# Amplifiers for HLCD Image Dynamics & Midbass



## TokoSpeaker (Nov 12, 2010)

Dear Senor,

What could be the best amplifier for HLCD Image Dynamics?
Currently, I have Milbert Bam 235 tube amplifier, Marantz.

Also amplifiers for midbass.

Any suggestions, will be appreciated.

Thank you.


----------



## Eric Stevens (Dec 29, 2007)

Single ended pure class A about 20 watts per channel would be the best. I am not aware of any options for use in the car though.

Eric


----------



## nubz69 (Aug 27, 2005)

why not make an amp then. We only need a few watts so even a 12w amp would work.
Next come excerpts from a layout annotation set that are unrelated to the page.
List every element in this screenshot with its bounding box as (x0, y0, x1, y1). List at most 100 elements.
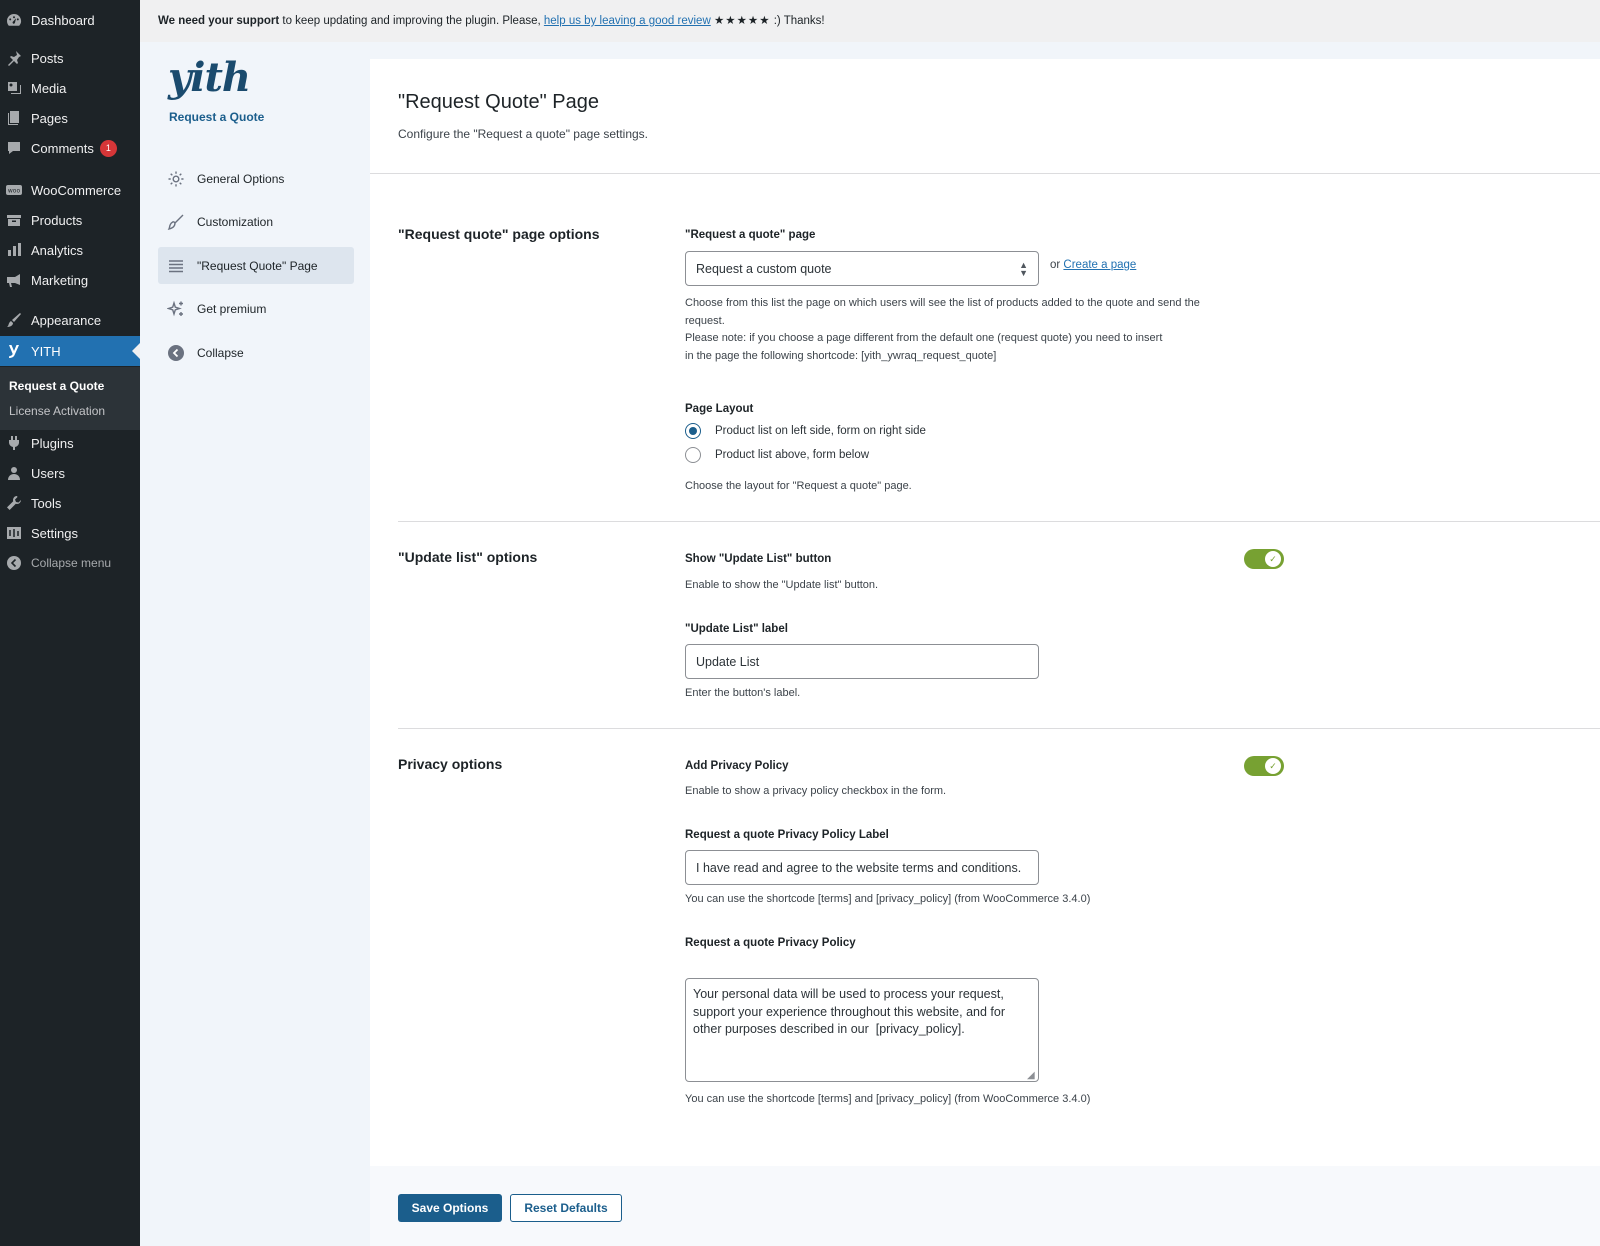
privacy-policy-textarea[interactable]: Your personal data will be used to proce… (685, 978, 1039, 1082)
menu-item-pages[interactable]: Pages (0, 103, 140, 133)
plugin-icon (6, 435, 22, 451)
submenu-item-request-a-quote[interactable]: Request a Quote (0, 374, 140, 399)
notice-text: to keep updating and improving the plugi… (279, 15, 544, 27)
support-notice: We need your support to keep updating an… (158, 13, 825, 27)
show-update-list-label: Show "Update List" button (685, 553, 832, 565)
nav-item-label: Collapse (197, 345, 244, 360)
section-divider (398, 728, 1600, 729)
reset-defaults-button[interactable]: Reset Defaults (510, 1194, 622, 1222)
user-icon (6, 465, 22, 481)
layout-option-side-by-side[interactable]: Product list on left side, form on right… (685, 423, 926, 439)
check-icon: ✓ (1265, 551, 1281, 567)
gear-icon (167, 170, 185, 188)
show-update-list-description: Enable to show the "Update list" button. (685, 579, 879, 591)
yith-submenu: Request a Quote License Activation (0, 367, 140, 430)
radio-unchecked[interactable] (685, 447, 701, 463)
collapse-icon (167, 344, 185, 362)
section-divider (398, 521, 1600, 522)
quote-page-select[interactable]: Request a custom quote ▲ ▼ (685, 251, 1039, 286)
list-icon (167, 257, 185, 275)
section-title-privacy: Privacy options (398, 756, 503, 772)
menu-item-label: Collapse menu (31, 556, 112, 570)
menu-item-label: Settings (31, 525, 78, 541)
menu-item-media[interactable]: Media (0, 73, 140, 103)
media-icon (6, 80, 22, 96)
settings-content: "Request Quote" Page Configure the "Requ… (370, 59, 1600, 1246)
menu-item-label: Comments (31, 140, 94, 156)
review-link[interactable]: help us by leaving a good review (544, 15, 711, 27)
privacy-label-input[interactable] (685, 850, 1039, 885)
or-text: or (1050, 259, 1064, 271)
menu-item-comments[interactable]: Comments 1 (0, 133, 140, 163)
update-list-label-label: "Update List" label (685, 623, 788, 635)
create-page-wrap: or Create a page (1050, 259, 1136, 271)
privacy-policy-label: Request a quote Privacy Policy (685, 937, 856, 949)
quote-page-desc-line: in the page the following shortcode: [yi… (685, 349, 997, 362)
menu-item-label: Pages (31, 110, 68, 126)
bar-chart-icon (6, 242, 22, 258)
menu-item-label: Tools (31, 495, 62, 511)
sparkle-icon (167, 300, 185, 318)
show-update-list-toggle[interactable]: ✓ (1244, 549, 1284, 569)
nav-get-premium[interactable]: Get premium (158, 290, 354, 327)
wrench-icon (6, 495, 22, 511)
collapse-icon (6, 555, 22, 571)
dashboard-icon (6, 12, 22, 28)
nav-request-quote-page[interactable]: "Request Quote" Page (158, 247, 354, 284)
nav-general-options[interactable]: General Options (158, 160, 354, 197)
layout-option-stacked[interactable]: Product list above, form below (685, 447, 869, 463)
comments-count-badge: 1 (99, 139, 117, 157)
update-list-label-input[interactable] (685, 644, 1039, 679)
quote-page-desc-line: request. (685, 314, 725, 327)
select-arrows-icon: ▲ ▼ (1019, 259, 1028, 278)
svg-text:woo: woo (8, 188, 21, 195)
megaphone-icon (6, 272, 22, 288)
plugin-name: Request a Quote (169, 110, 265, 124)
add-privacy-policy-toggle[interactable]: ✓ (1244, 756, 1284, 776)
page-description: Configure the "Request a quote" page set… (398, 127, 649, 141)
update-list-label-description: Enter the button's label. (685, 687, 801, 699)
menu-item-label: Products (31, 212, 83, 228)
menu-item-yith[interactable]: YITH (0, 336, 140, 366)
menu-item-appearance[interactable]: Appearance (0, 305, 140, 335)
nav-item-label: "Request Quote" Page (197, 258, 318, 273)
nav-collapse[interactable]: Collapse (158, 334, 354, 371)
menu-item-woocommerce[interactable]: woo WooCommerce (0, 175, 140, 205)
menu-item-tools[interactable]: Tools (0, 488, 140, 518)
menu-item-label: Dashboard (31, 12, 95, 28)
privacy-label-description: You can use the shortcode [terms] and [p… (685, 893, 1091, 905)
current-menu-arrow (132, 343, 140, 359)
menu-item-analytics[interactable]: Analytics (0, 235, 140, 265)
brush-icon (6, 312, 22, 328)
quote-page-selected-value: Request a custom quote (696, 261, 832, 276)
menu-item-label: Media (31, 80, 67, 96)
yith-logo: yith (168, 54, 251, 101)
menu-item-label: WooCommerce (31, 182, 122, 198)
nav-customization[interactable]: Customization (158, 203, 354, 240)
menu-item-label: Marketing (31, 272, 89, 288)
check-icon: ✓ (1265, 758, 1281, 774)
collapse-menu-button[interactable]: Collapse menu (0, 548, 140, 578)
save-options-button[interactable]: Save Options (398, 1194, 502, 1222)
menu-item-marketing[interactable]: Marketing (0, 265, 140, 295)
resize-handle-icon[interactable]: ◢ (1027, 1070, 1035, 1081)
menu-item-label: Plugins (31, 435, 74, 451)
rating-stars: ★★★★★ (713, 15, 771, 27)
menu-item-label: YITH (31, 343, 61, 359)
menu-item-settings[interactable]: Settings (0, 518, 140, 548)
radio-checked[interactable] (685, 423, 701, 439)
page-title: "Request Quote" Page (398, 91, 599, 113)
create-page-link[interactable]: Create a page (1063, 259, 1136, 271)
menu-item-products[interactable]: Products (0, 205, 140, 235)
menu-item-dashboard[interactable]: Dashboard (0, 5, 140, 35)
plugin-nav: yith Request a Quote General Options Cus… (140, 42, 370, 1246)
menu-item-posts[interactable]: Posts (0, 43, 140, 73)
submenu-item-license-activation[interactable]: License Activation (0, 399, 140, 424)
menu-item-plugins[interactable]: Plugins (0, 428, 140, 458)
quote-page-desc-line: Please note: if you choose a page differ… (685, 332, 1163, 344)
add-privacy-policy-label: Add Privacy Policy (685, 760, 789, 772)
pin-icon (6, 50, 22, 66)
menu-item-label: Posts (31, 50, 64, 66)
menu-item-users[interactable]: Users (0, 458, 140, 488)
nav-item-label: Customization (197, 214, 274, 229)
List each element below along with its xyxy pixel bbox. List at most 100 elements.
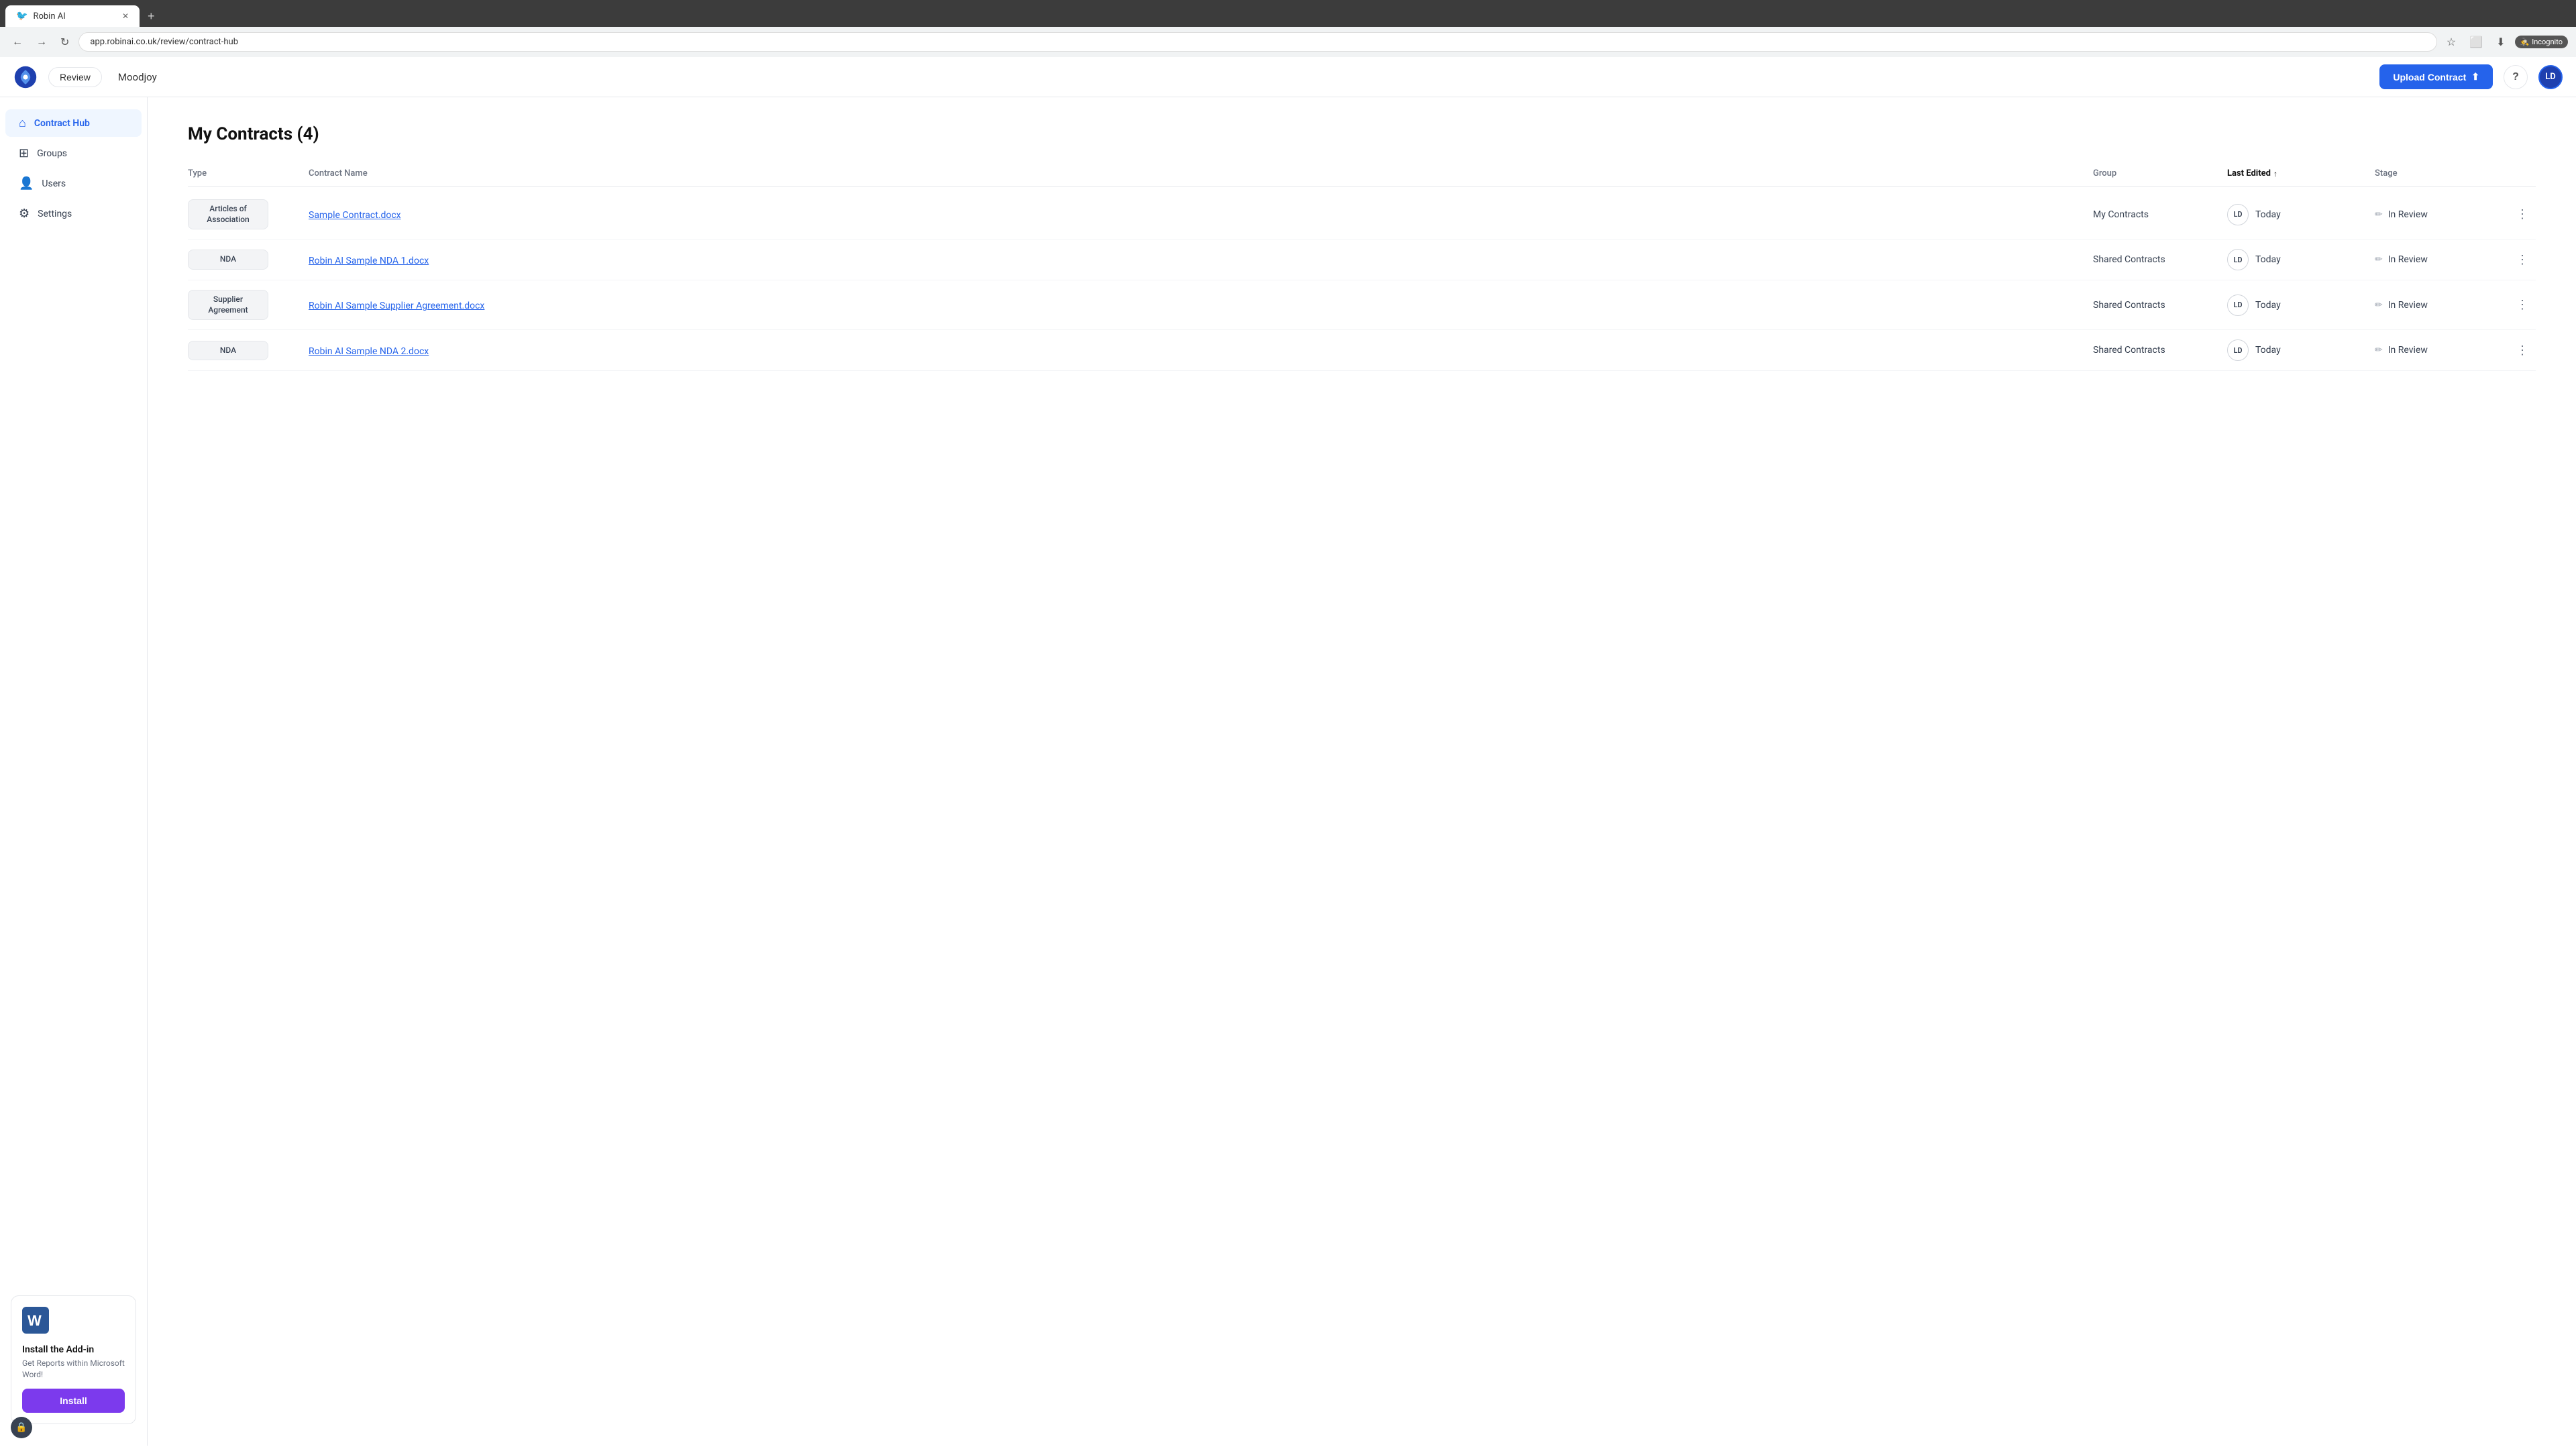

This means we could use an amplifier circuit without an SMPS. I have been thinking about this for a while. I bet even a T-amp or 41hz.com amp could fit the bill, I'm just not sure how good they sound.


----------



## Se7en (Mar 28, 2007)

Dodd Audio makes a beautiful, battery powered, low wattage mono tube amp for the home environment.

DODD AUDIO Battery Powered Tube Amplifier

I've heard them in someone's home and they were outstanding! They're not nearly as expensive as some of the few class mobile audio options out there.


----------



## FG79 (Jun 30, 2008)

Milbert BAM 235 for horns. This is about as good as it gets....it's like asking about picking a top sports car, "I have a Porsche Carrera GT on my list".....lol. 

For midbass, you can go solid state. I'm a huge fan of vintage Phoenix Gold MS line.


----------



## FG79 (Jun 30, 2008)

BTW, while I'm a huge tube fan and prefer them over solid state.....there's a fallacy that all tubes are >> all solid state.

Not the case. 

Great solid state >> sh***ty to average tubes.


----------



## TokoSpeaker (Nov 12, 2010)

Se7en said:


> Dodd Audio makes a beautiful, battery powered, low wattage mono tube amp for the home environment.
> 
> DODD AUDIO Battery Powered Tube Amplifier
> 
> I've heard them in someone's home and they were outstanding! They're not nearly as expensive as some of the few class mobile audio options out there.


Is it possible to use the DODD Audio Amplifier in car audio?


----------



## Fully.lebay (Mar 23, 2011)

wah ada P DW ... tube dong ..


----------